La Revue Dessinée réinvente la bande dessinée reportage
[jeudi 29 mai 2014 - 10:00]
Arts visuels
Couverture ouvrage
La Revue Dessinée
Éditeur : Futuropolis
228 pages

En trois numéros, La Revue Dessinée s’est imposée dans le paysage éditorial1. Elle a réussi à captiver les amateurs de mooks. Ce succès n’est pas le fruit du hasard : il est le résultat d’une habile campagne de communication qui aura su attirer la sympathie et l’intérêt du public, d’une approche somme toute originale et surtout d’une ligne éditoriale d’une qualité croissante. Ce succès est également une très bonne nouvelle pour la bande dessinée, support souvent mésestimé : La Revue démontre au grand public que le 9ème Art ne souffre d’aucun handicap quand il s’agit d’aborder des sujets complexes et brûlants. La Revue vient également éclairer un nouvel angle du champ de la « BD reportage », terme souvent utilisé et quasi-galvaudé. Mais certainement faut-il replacer cette heureuse initiative dans son contexte, ou plutôt voir en quoi elle se place dans une logique de maturation de la bande dessinée française qui s’est accélérée dans les années 1990.
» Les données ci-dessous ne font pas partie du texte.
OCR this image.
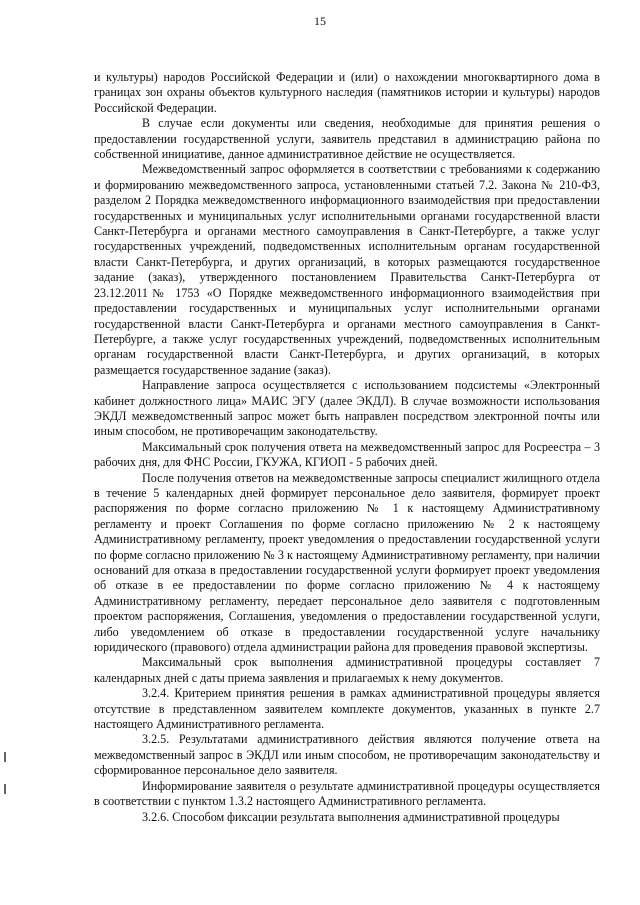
15

и культуры) народов Российской Федерации и (или) о нахождении многоквартирного дома в границах зон охраны объектов культурного наследия (памятников истории и культуры) народов Российской Федерации.

В случае если документы или сведения, необходимые для принятия решения о предоставлении государственной услуги, заявитель представил в администрацию района по собственной инициативе, данное административное действие не осуществляется.

Межведомственный запрос оформляется в соответствии с требованиями к содержанию и формированию межведомственного запроса, установленными статьей 7.2. Закона № 210-ФЗ, разделом 2 Порядка межведомственного информационного взаимодействия при предоставлении государственных и муниципальных услуг исполнительными органами государственной власти Санкт-Петербурга и органами местного самоуправления в Санкт-Петербурге, а также услуг государственных учреждений, подведомственных исполнительным органам государственной власти Санкт-Петербурга, и других организаций, в которых размещаются государственное задание (заказ), утвержденного постановлением Правительства Санкт-Петербурга от 23.12.2011№ 1753 «О Порядке межведомственного информационного взаимодействия при предоставлении государственных и муниципальных услуг исполнительными органами государственной власти Санкт-Петербурга и органами местного самоуправления в Санкт-Петербурге, а также услуг государственных учреждений, подведомственных исполнительным органам государственной власти Санкт-Петербурга, и других организаций, в которых размещается государственное задание (заказ).

Направление запроса осуществляется с использованием подсистемы «Электронный кабинет должностного лица» МАИС ЭГУ (далее ЭКДЛ). В случае возможности использования ЭКДЛ межведомственный запрос может быть направлен посредством электронной почты или иным способом, не противоречащим законодательству.

Максимальный срок получения ответа на межведомственный запрос для Росреестра – 3 рабочих дня, для ФНС России, ГКУЖА, КГИОП - 5 рабочих дней.

После получения ответов на межведомственные запросы специалист жилищного отдела в течение 5 календарных дней формирует персональное дело заявителя, формирует проект распоряжения по форме согласно приложению № 1 к настоящему Административному регламенту и проект Соглашения по форме согласно приложению № 2 к настоящему Административному регламенту, проект уведомления о предоставлении государственной услуги по форме согласно приложению № 3 к настоящему Административному регламенту, при наличии оснований для отказа в предоставлении государственной услуги формирует проект уведомления об отказе в ее предоставлении по форме согласно приложению № 4 к настоящему Административному регламенту, передает персональное дело заявителя с подготовленным проектом распоряжения, Соглашения, уведомления о предоставлении государственной услуги, либо уведомлением об отказе в предоставлении государственной услуге начальнику юридического (правового) отдела администрации района для проведения правовой экспертизы.

Максимальный срок выполнения административной процедуры составляет 7 календарных дней с даты приема заявления и прилагаемых к нему документов.

3.2.4. Критерием принятия решения в рамках административной процедуры является отсутствие в представленном заявителем комплекте документов, указанных в пункте 2.7 настоящего Административного регламента.

3.2.5. Результатами административного действия являются получение ответа на межведомственный запрос в ЭКДЛ или иным способом, не противоречащим законодательству и сформированное персональное дело заявителя.

Информирование заявителя о результате административной процедуры осуществляется в соответствии с пунктом 1.3.2 настоящего Административного регламента.

3.2.6. Способом фиксации результата выполнения административной процедуры
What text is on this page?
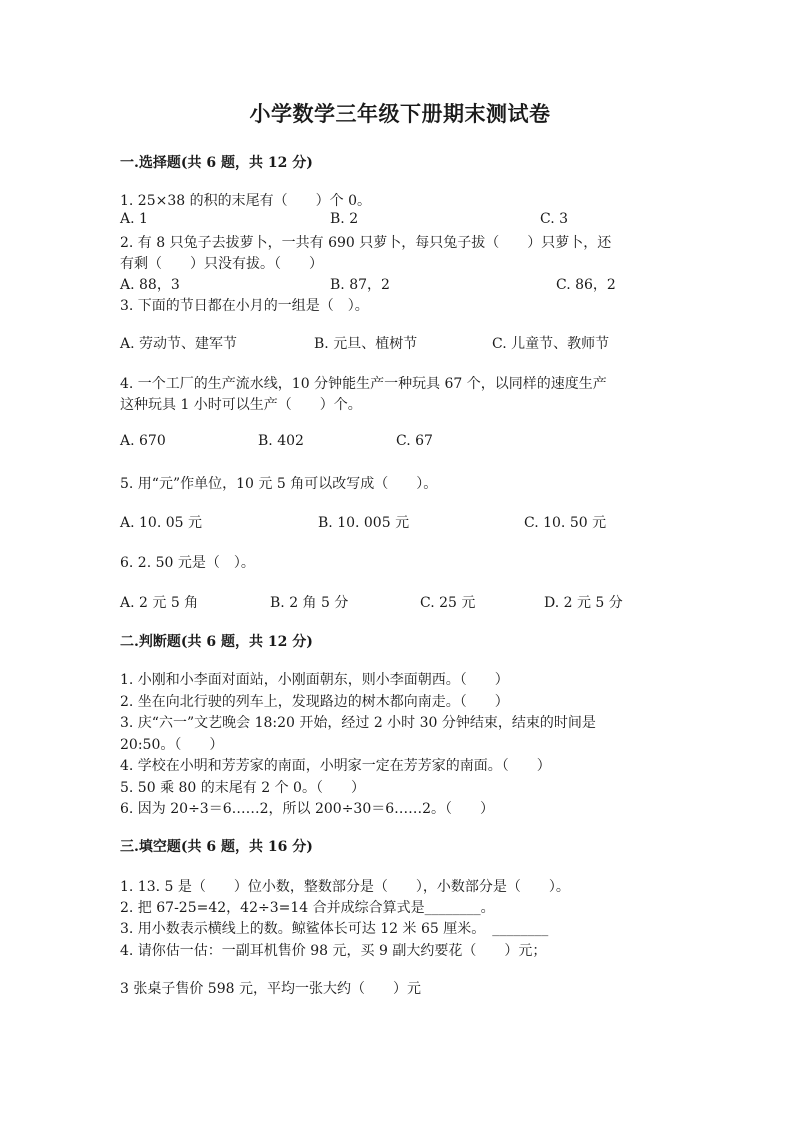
小学数学三年级下册期末测试卷
一.选择题(共 6 题，共 12 分)
1. 25×38 的积的末尾有（　　）个 0。
A. 1	B. 2	C. 3
2. 有 8 只兔子去拔萝卜，一共有 690 只萝卜，每只兔子拔（　　）只萝卜，还
有剩（　　）只没有拔。（　　）
A. 88，3	B. 87，2	C. 86，2
3. 下面的节日都在小月的一组是（　）。
A. 劳动节、建军节	B. 元旦、植树节	C. 儿童节、教师节
4. 一个工厂的生产流水线，10 分钟能生产一种玩具 67 个，以同样的速度生产
这种玩具 1 小时可以生产（　　）个。
A. 670	B. 402	C. 67
5. 用“元”作单位，10 元 5 角可以改写成（　　）。
A. 10. 05 元	B. 10. 005 元	C. 10. 50 元
6. 2. 50 元是（　）。
A. 2 元 5 角	B. 2 角 5 分	C. 25 元	D. 2 元 5 分
二.判断题(共 6 题，共 12 分)
1. 小刚和小李面对面站，小刚面朝东，则小李面朝西。（　　）
2. 坐在向北行驶的列车上，发现路边的树木都向南走。（　　）
3. 庆“六一”文艺晚会 18:20 开始，经过 2 小时 30 分钟结束，结束的时间是
20:50。（　　）
4. 学校在小明和芳芳家的南面，小明家一定在芳芳家的南面。（　　）
5. 50 乘 80 的末尾有 2 个 0。（　　）
6. 因为 20÷3＝6……2，所以 200÷30＝6……2。（　　）
三.填空题(共 6 题，共 16 分)
1. 13. 5 是（　　）位小数，整数部分是（　　），小数部分是（　　）。
2. 把 67-25=42，42÷3=14 合并成综合算式是________。
3. 用小数表示横线上的数。鲸鲨体长可达 12 米 65 厘米。　________
4. 请你估一估：一副耳机售价 98 元，买 9 副大约要花（　　）元；
3 张桌子售价 598 元，平均一张大约（　　）元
Le principe de La Revue Dessinée est de présenter dans une revue des reportages sous forme de bandes dessinées. L’idée s’inscrit au carrefour de deux traditions. D’un côté, celle très récemment popularisée par XXI du mook, cet objet entre le livre et le magazine, à trois ou quatre numéros par an, et qui favorise des reportages plus longs et littéraires que ceux des périodiques traditionnels. XXI avait déjà opéré un rapprochement avec la bande dessinée, ou du moins l’art graphique : d’abord en publiant au moins un reportage en bande dessinée dans chaque numéro (on a pu ainsi admirer les travaux d’éminents auteurs tels que Joe Sacco, Emmanuel Guibert ou Jean-Philippe Stassen dans les pages de la revue). Ensuite, XXI a pour parti pris de remplacer les habituelles photographies de reportages par des illustrations. Par cette approche, elle a effectué un premier pas vers une réappropriation entièrement graphique du reportage.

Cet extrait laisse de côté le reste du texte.